Wir stellen uns vor, die Menschen sitzen in dem Haus, das sie sich im Exil gebaut haben. Da klopft es an der Tür und sie erwarten einen, der ihnen Saures will. Aber als sie öffnen, steht da einer, der ihnen Süßes bringt.

Auge um Auge, Zahn um Zahn, diese alte Gleichung gebrauchen wir ja manchmal immer noch. Nur dass wir stattdessen sagen: Wie du mir, so ich dir.

Und meistens halten wir das für ausgleichende Gerechtigkeit: Er hat ja schließlich auch … Sie hat ja doch auch nicht … Und stecken mittendrin in einem Teufelskreis aus dir und mir.

Wir stellen uns vor: Gott dreht diese Gleichung einfach um. Aus „Wie du mir, so ich dir!“ wird „Wie ich dir, so du mir!“ Gott kommt zu Besuch und bringt ein Gastgeschenk mit und schon öffnen sich gastfreundlich die Türen und die Herzen.

„So will ich euch heimsuchen.“ Nachdem er lange an Gott fast verzweifelt ist, kann Luther sich das nur noch so vorstellen: Gott kommt und klopft in freundlicher Absicht an die Tür.

Eine Pandemie kann keine strafende Heimsuchung Gottes für irgendetwas sein, das ein Mensch getan oder nicht getan hat. Gott arbeitet nicht nach der alten Regel Auge um Auge, Zahn um Zahn.

Aber eine Pandemie ist durchaus etwas, das den Glauben herausfordert. Sie macht müde und ohnmächtig. Sie lässt Zweifel und Angst keimen.

Das Coronavirus zieht uns in seinen Bann. Die täglichen Zahlen der neuen Ansteckungen, die Fortschreibung der Inzidenzwerte. Überall droht und herrscht die Krankheit.

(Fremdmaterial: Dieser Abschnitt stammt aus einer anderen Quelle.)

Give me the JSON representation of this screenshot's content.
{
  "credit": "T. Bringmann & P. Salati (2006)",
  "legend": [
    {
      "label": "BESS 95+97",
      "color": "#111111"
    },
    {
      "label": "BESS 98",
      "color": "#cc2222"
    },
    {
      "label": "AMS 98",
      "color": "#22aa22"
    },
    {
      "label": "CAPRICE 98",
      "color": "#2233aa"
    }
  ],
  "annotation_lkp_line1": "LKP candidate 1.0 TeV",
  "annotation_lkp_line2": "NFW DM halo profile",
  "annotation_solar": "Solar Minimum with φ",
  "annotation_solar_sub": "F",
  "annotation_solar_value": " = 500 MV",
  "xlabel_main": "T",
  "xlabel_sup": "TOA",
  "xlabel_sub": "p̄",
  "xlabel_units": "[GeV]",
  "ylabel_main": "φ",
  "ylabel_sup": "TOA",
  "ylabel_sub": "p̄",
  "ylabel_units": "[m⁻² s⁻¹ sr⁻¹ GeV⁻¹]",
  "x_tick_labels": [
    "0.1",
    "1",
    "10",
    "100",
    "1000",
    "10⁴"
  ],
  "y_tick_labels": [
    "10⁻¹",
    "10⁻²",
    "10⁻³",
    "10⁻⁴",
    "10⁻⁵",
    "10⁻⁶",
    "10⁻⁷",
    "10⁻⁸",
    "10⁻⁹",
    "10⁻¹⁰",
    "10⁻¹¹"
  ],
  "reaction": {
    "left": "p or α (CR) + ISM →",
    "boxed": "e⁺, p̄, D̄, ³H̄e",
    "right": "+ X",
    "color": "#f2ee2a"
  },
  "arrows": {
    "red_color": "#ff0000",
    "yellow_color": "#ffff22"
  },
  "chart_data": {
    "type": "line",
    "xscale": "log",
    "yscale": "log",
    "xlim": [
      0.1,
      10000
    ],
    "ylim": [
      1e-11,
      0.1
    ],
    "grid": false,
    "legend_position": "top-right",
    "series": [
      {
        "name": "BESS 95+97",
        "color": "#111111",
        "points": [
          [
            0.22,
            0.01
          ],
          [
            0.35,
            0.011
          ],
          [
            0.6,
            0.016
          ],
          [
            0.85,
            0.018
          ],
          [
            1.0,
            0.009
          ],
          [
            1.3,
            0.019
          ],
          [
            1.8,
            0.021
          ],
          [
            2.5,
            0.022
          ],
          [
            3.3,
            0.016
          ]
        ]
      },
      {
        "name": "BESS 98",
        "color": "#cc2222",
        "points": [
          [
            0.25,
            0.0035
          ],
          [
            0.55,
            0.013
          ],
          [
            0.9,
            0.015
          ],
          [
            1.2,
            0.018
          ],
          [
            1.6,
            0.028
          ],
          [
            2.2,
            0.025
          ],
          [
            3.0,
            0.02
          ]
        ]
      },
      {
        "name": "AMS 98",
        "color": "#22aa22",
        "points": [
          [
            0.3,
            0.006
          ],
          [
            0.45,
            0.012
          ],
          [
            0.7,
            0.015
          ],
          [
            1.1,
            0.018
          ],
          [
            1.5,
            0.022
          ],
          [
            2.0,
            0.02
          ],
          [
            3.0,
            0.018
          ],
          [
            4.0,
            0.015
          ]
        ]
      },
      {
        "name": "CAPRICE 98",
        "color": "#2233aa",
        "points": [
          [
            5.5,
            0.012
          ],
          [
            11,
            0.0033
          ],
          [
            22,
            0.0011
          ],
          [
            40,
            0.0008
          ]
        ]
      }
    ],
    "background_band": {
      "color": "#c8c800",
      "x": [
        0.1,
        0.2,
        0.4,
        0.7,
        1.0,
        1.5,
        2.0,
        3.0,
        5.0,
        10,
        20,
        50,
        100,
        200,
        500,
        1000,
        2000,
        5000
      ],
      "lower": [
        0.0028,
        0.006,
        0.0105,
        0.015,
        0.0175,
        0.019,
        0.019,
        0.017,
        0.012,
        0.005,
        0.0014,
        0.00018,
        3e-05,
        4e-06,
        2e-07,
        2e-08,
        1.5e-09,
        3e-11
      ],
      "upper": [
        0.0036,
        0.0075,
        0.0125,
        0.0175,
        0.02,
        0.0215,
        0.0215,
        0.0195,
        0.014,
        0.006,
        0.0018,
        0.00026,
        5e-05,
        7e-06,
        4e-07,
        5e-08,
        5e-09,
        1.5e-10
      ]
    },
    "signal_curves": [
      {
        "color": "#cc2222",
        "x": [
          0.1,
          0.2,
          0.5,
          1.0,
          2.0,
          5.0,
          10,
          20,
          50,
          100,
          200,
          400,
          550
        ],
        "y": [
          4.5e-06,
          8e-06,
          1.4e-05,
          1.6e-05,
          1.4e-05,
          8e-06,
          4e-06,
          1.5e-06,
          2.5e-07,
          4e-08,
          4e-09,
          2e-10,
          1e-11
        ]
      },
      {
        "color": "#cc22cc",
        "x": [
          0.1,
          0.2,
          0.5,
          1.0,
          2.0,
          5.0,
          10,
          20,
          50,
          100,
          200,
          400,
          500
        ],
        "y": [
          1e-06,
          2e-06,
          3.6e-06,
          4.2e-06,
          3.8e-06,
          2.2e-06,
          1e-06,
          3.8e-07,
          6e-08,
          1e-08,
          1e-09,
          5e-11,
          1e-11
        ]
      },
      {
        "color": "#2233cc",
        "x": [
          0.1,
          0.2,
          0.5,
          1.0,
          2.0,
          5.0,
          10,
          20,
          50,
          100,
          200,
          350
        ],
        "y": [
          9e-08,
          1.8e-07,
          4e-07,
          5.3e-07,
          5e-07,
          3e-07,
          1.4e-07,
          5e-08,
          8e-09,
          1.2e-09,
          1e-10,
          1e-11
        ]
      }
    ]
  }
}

Und es hilft nicht, das Coronavirus als eine normale Grippe kleinzureden. Und es hilft erst recht nicht, die Pandemie für eine Verschwörung zu halten. Das ändert nichts.

Aber vielleicht hilft es, wenn ich mir vorstelle, dass Gott mich heimsucht. Mitten im Lockdown steht er in freundlicher Absicht vor der Tür.

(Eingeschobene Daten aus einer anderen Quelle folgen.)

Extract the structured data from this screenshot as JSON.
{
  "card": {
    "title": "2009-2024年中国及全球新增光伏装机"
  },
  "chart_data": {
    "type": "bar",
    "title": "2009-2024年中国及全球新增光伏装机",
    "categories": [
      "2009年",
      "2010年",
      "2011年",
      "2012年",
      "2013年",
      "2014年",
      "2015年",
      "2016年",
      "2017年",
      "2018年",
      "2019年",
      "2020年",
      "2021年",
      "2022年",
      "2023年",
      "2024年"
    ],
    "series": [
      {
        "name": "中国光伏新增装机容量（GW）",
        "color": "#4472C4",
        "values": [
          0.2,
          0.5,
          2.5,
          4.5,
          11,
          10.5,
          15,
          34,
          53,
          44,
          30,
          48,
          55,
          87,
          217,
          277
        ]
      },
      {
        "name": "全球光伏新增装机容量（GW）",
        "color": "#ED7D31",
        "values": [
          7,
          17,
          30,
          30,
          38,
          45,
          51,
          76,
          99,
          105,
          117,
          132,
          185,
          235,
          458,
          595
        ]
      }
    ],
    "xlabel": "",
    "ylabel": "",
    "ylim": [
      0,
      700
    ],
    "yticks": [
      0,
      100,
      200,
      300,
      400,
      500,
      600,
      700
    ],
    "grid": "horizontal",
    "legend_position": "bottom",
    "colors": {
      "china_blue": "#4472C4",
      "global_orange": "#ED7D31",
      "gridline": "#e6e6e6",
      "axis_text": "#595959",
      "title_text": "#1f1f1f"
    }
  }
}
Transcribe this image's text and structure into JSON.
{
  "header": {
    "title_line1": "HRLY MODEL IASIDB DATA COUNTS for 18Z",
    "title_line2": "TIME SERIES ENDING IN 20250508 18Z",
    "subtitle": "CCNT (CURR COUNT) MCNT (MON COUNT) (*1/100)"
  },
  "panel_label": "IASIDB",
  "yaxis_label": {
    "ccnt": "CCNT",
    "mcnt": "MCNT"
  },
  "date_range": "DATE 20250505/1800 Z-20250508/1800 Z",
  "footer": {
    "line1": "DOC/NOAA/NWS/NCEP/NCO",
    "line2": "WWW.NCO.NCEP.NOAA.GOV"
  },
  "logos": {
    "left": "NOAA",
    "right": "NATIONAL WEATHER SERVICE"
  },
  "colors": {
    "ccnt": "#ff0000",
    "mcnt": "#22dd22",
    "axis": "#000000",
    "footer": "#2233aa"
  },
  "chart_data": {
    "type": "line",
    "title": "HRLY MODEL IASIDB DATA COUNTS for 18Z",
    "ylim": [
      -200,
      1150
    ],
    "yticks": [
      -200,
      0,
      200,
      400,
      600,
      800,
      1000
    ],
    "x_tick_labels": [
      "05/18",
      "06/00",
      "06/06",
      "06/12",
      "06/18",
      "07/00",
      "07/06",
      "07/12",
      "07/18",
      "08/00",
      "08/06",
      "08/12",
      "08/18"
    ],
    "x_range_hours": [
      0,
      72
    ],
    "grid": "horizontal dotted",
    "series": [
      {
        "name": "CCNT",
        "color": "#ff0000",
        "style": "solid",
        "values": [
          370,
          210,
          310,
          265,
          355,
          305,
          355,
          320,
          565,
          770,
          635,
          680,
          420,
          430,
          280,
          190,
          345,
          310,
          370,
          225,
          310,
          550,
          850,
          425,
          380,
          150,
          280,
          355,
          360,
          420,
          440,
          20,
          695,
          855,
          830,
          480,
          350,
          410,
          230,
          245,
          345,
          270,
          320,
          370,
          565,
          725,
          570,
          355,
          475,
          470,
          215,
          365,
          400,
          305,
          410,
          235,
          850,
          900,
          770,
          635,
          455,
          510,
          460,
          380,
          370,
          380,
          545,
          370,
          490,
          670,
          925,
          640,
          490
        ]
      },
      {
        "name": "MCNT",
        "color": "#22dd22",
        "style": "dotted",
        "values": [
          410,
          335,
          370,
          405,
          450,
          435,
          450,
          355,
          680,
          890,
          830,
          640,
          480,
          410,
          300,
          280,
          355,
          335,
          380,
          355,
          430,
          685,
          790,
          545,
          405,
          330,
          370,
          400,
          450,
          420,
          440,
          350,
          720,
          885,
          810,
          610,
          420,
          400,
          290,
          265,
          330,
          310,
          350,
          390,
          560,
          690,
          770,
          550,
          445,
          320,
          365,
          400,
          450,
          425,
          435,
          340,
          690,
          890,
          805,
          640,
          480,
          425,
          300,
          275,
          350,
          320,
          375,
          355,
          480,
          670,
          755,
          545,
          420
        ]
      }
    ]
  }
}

Wir bitten ihn herein und bieten ihm einen Stuhl an – natürlich mit Abstand – und eine Tasse Kaffee und einen Keks. Und wir erzählen ihm, wie es uns geht.

Wie fremd wir uns manchmal fühlen in unserem Alltag. Wie enttäuscht davon, dass nichts wird, wie wir es planen. Wie erschöpft, weil noch immer kein Ende in Sicht ist.

Und wie wir noch erzählen, werden wir ein wenig wacher – und es liegt nicht am Kaffee. Unser Gegenüber lächelt uns an und wir lächeln vorsichtig zurück.

Er sagt: „Ich weiß wohl, was ich für Gedanken über euch habe: Gedanken des Friedens und nicht des Leides, dass ich euch gebe Zukunft und Hoffnung.“

So fühlt es sich an, wenn Gott uns heimsucht.